Cannoli siciliani are the most traditional of all Sicilian confectionery products. Originally prepared during carnival season, they are now made all year round.
Ingredients (for 4 – 6 cannoli)
for the shells:

  • 150 g of ’00’ flour
  • 50 g of caster sugar
  • 25 g of lard
  • 10 g cocoa powder
  • 1 egg
  • 1 tablespoon of marsala or white wine
  • extra virgin olive oil

for the filling:

  • 500 g of sheep’s milk ricotta
  • 150 g of sugar
  • vanilla extract
  • dark chocolate
  • candied orange peel
  • chopped pistachios

Method (for the shells): Place all ingredients in a bowl and mix, adding a little wine or vinegar, while bearing in mind that, when finished, the dough should have the same consistency as egg pasta. Cover the dough with a dish towel and allow to rest for about 30 minutes, then roll out with a rolling pin to create thin sheets (an egg pasta machine can also be used). Cut out oval shapes, if necessary using kitchen paper as a template. Wrap the shapes thus obtained around special tin tubes (reeds were once used for this purpose, hence the name), overlapping the edges of the dough by a few millimetres and brushing with lightly beaten egg white to hold in place and prevent the cannoli from opening during cooking. Fry them in hot lard or olive oil. Allow to dry and cool. Carefully remove the tin tubes.
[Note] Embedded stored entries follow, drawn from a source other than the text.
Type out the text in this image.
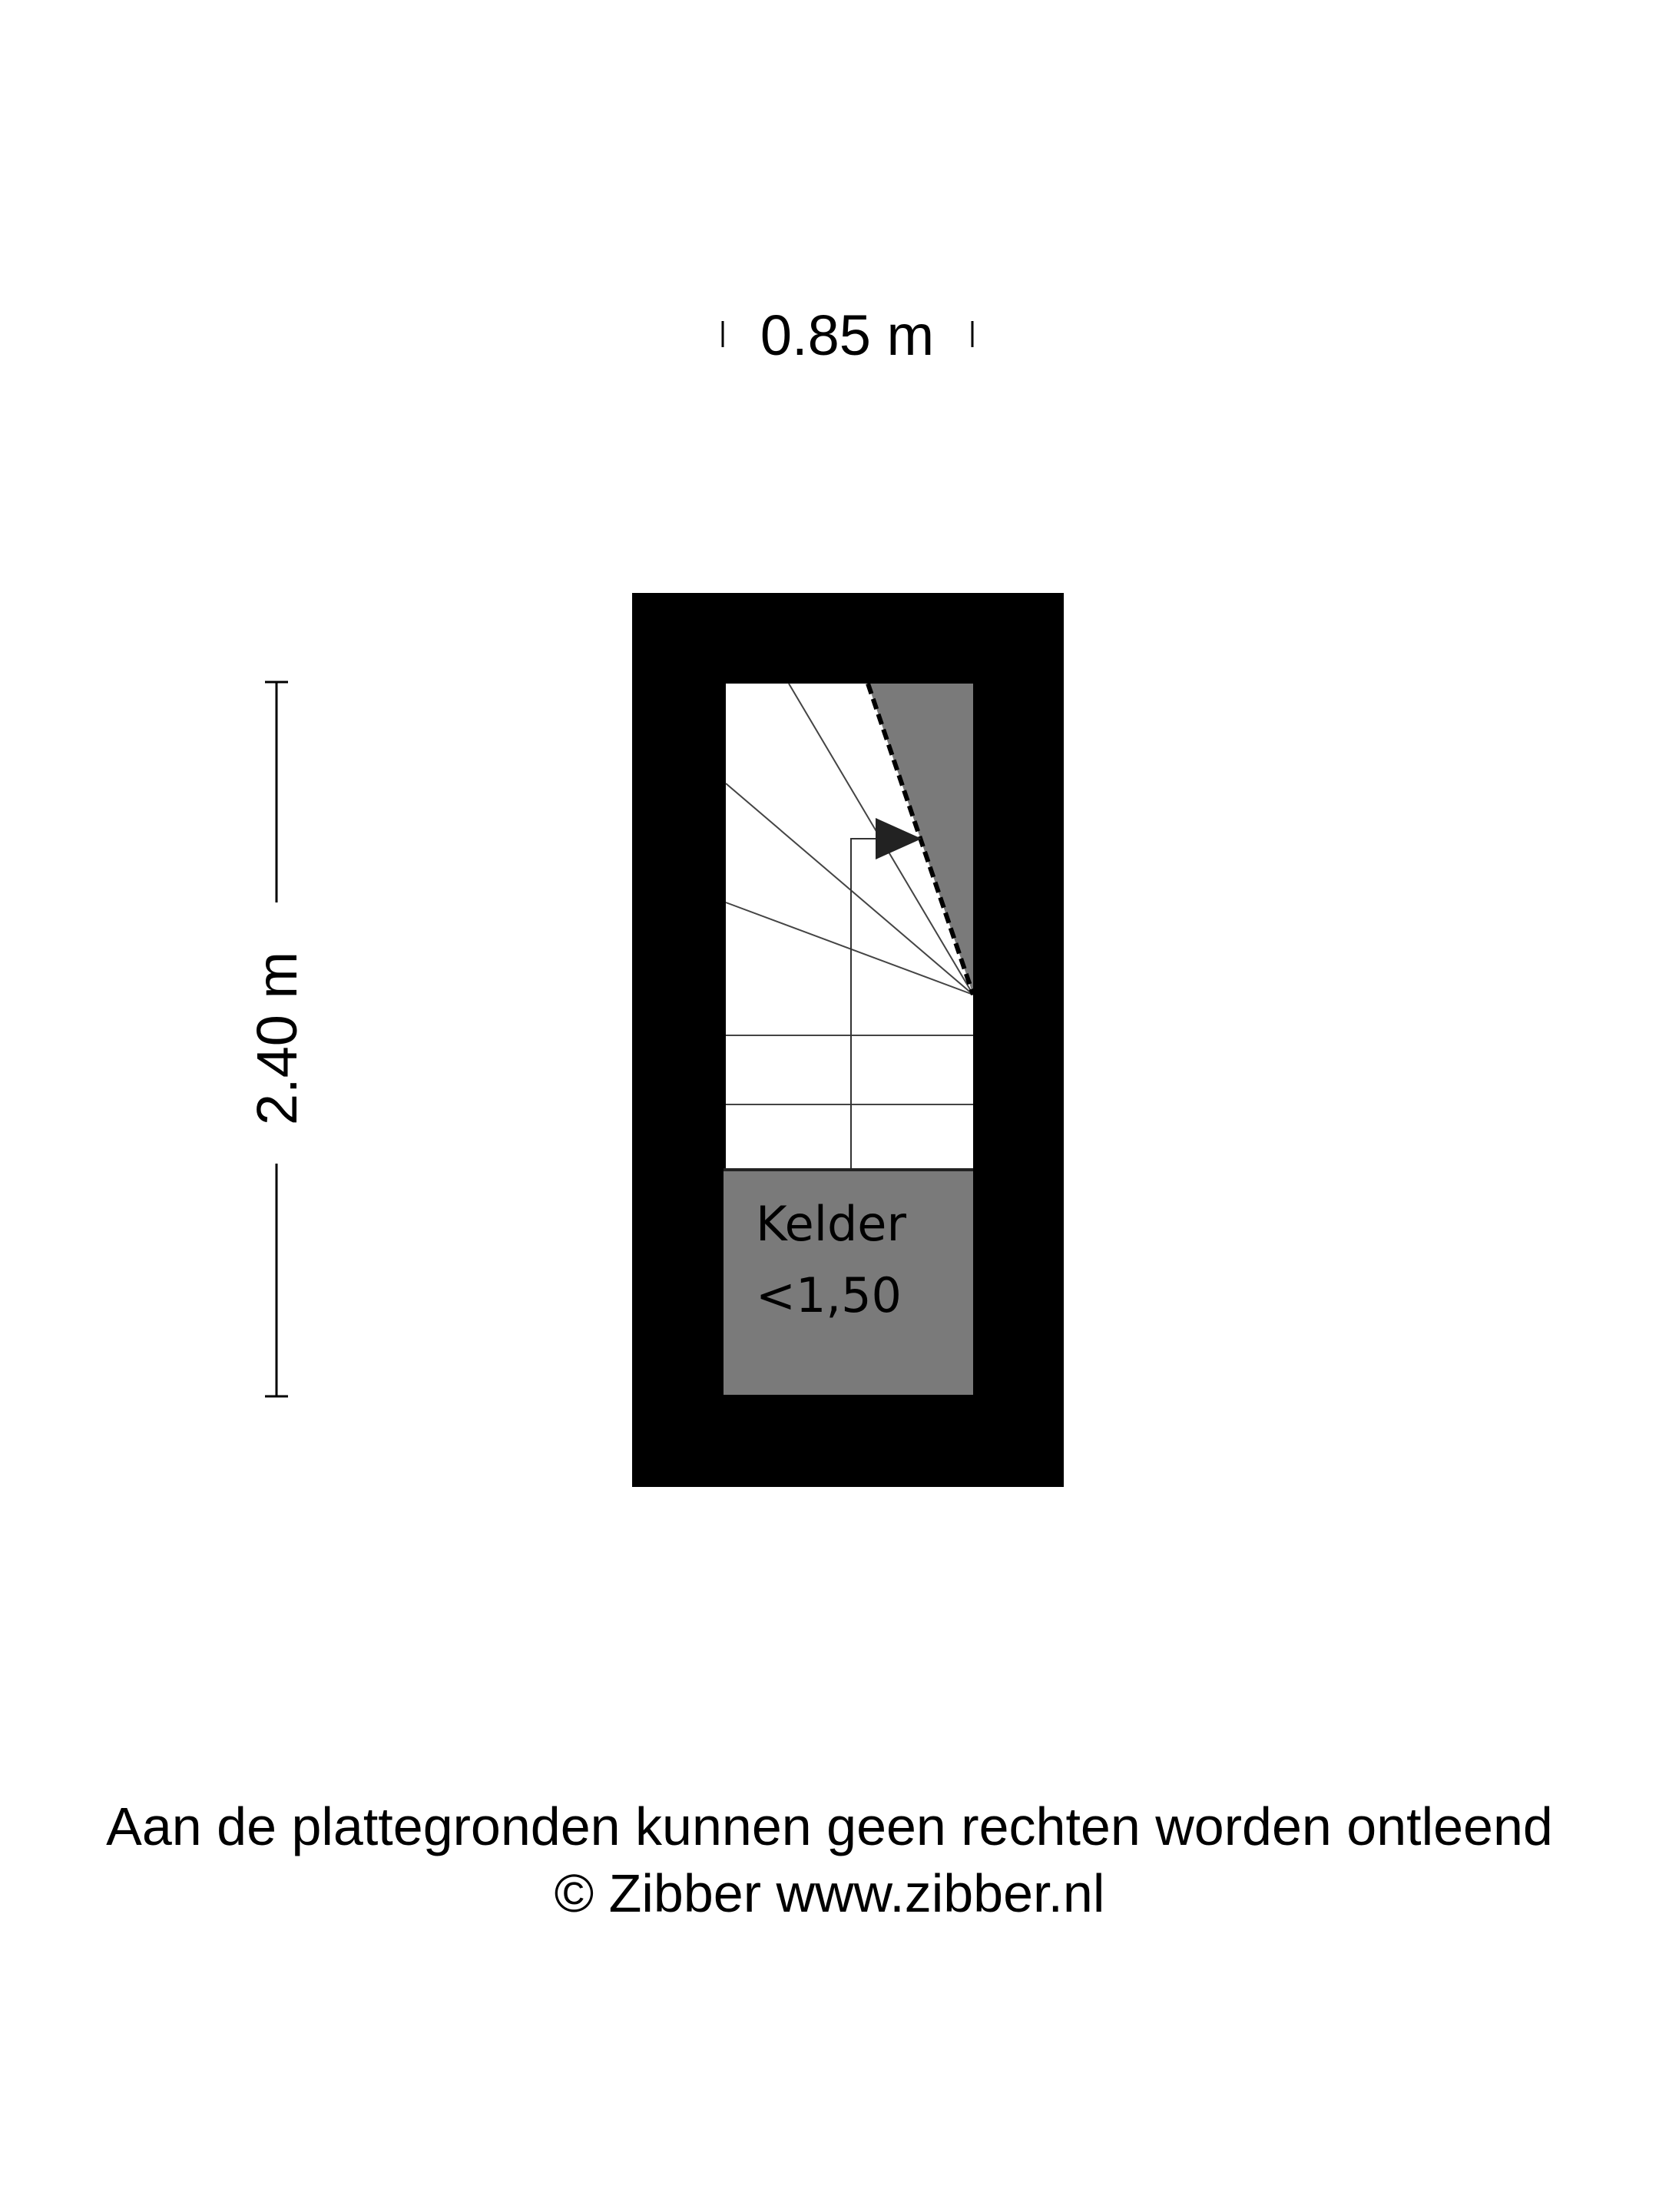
0.85 m
2.40 m
Kelder
<1,50
Aan de plattegronden kunnen geen rechten worden ontleend
© Zibber www.zibber.nl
One version entails adding cocoa to the dough, but this only really serves to make the shells darker in colour and has little effect on the flavour.
Method (for the filling): Pass the ricotta cheese through a fine sieve (the use of electric whisks or mixers is not recommended as they will make the ricotta too thin), add the vanilla extract, chocolate flakes and sugar. Once all the cannoli have been filled, decorate with the candied orange peel and ground pistachios, then dust with icing sugar.